It's been such a wonderful release day! Reservations for Two is officially out in the world (see purchasing options here). I got to swing by a nearby Barnes & Noble location (our closest bookstore) and see copies on the shelf! So wonderful.
It's been a busy few few days - yesterday I appeared on our local morning television show, AM Northwest, and did a short cooking demo.
I'll post more fully about that experience tomorrow, but until then you can see the clip of me cooking and putting-together-sentence-doing here.
But back to Reservations for Two - it's officially out and about in the world, and to celebrate, I'm sharing the Home-style Tiramisu that Juliette enjoys during a visit to family in Tuscany.
~ Home-style Tiramisu ~
The standard Italian version uses very fresh, un-cooked eggs for the custard. Because the eggs are raw, just take the same precautions you'd take when buying or preparing sushi - organic eggs are recommended; farm-fresh eggs are ideal if you can get your hands on them. The filling also relies on creamy mascarpone cheese, the Italian take on cream cheese. Look for it near the ricotta in well-stocked grocery stores.
2 ½ cups mascarpone
6 very fresh eggs
20–22 savoiardi or crisp ladyfinger cookies
1 ½ cups brewed coffee or espresso
1/2 cup sugar
½ ounce shaved dark chocolate (optional)
1 tablespoon cocoa powder
Wash the eggs with soap and water before cracking. Separate egg whites into one mixing bowl and yolks into another.
Beat egg whites until stiff peaks form. Add most of the sugar and beat until egg whites are glossy, about another fifteen to thirty seconds.
Beat egg yolks until pale and creamy. Add mascarpone and remaining sugar and beat until well incor-porated. Grate dark chocolate over mascarpone mixture, if using.
Fold the egg whites into the mascarpone mixture, folding gently until fully incorporated.
Dip the unsugared half of the cookies into the coffee and then place them snugly against each other until the bottom is covered, about ten or eleven cookies. If necessary, break cookies in half to fit.
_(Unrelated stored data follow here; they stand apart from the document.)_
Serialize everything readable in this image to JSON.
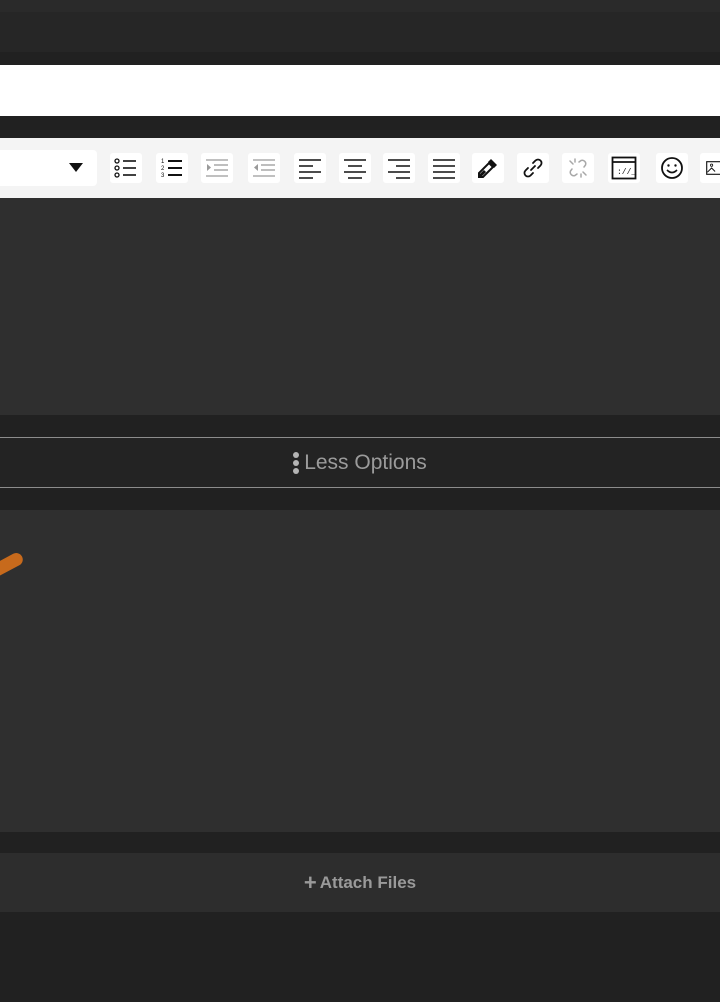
{
  "options_toggle": {
    "label": "Less Options",
    "icon": "vertical-dots-icon"
  },
  "attach": {
    "label": "Attach Files",
    "icon": "plus-icon"
  },
  "toolbar": {
    "buttons": [
      "bulleted-list-icon",
      "numbered-list-icon",
      "indent-icon",
      "outdent-icon",
      "align-left-icon",
      "align-center-icon",
      "align-right-icon",
      "align-justify-icon",
      "color-picker-icon",
      "link-icon",
      "unlink-icon",
      "code-block-icon",
      "emoji-icon",
      "image-icon"
    ]
  },
  "colors": {
    "background": "#212121",
    "panel": "#2f2f2f",
    "toolbar": "#f4f4f4",
    "accent": "#c76a1c",
    "muted_text": "#9b9b9b"
  }
}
Spread half of the custard mixture over the cookies, and repeat with a second layer of coffee-dipped cookies, followed by the last of the custard.
Cover and refrigerate for 1–2 hours. One hour leaves the cookies a little structured still, while two hours gives a fully softened cookie. Sift cocoa powder over the top.
Keep cake chilled.
(Note: when I made this yesterday, I made it with jumbo-sized eggs. And while they were delicious, it turned into a bit of a space issue -
But never fear! If you wind up with extra cream, simply set it aside and enjoy it with some fresh fruit. And if you have jumbo-eggs in your fridge, consider decreasing it to just five eggs.)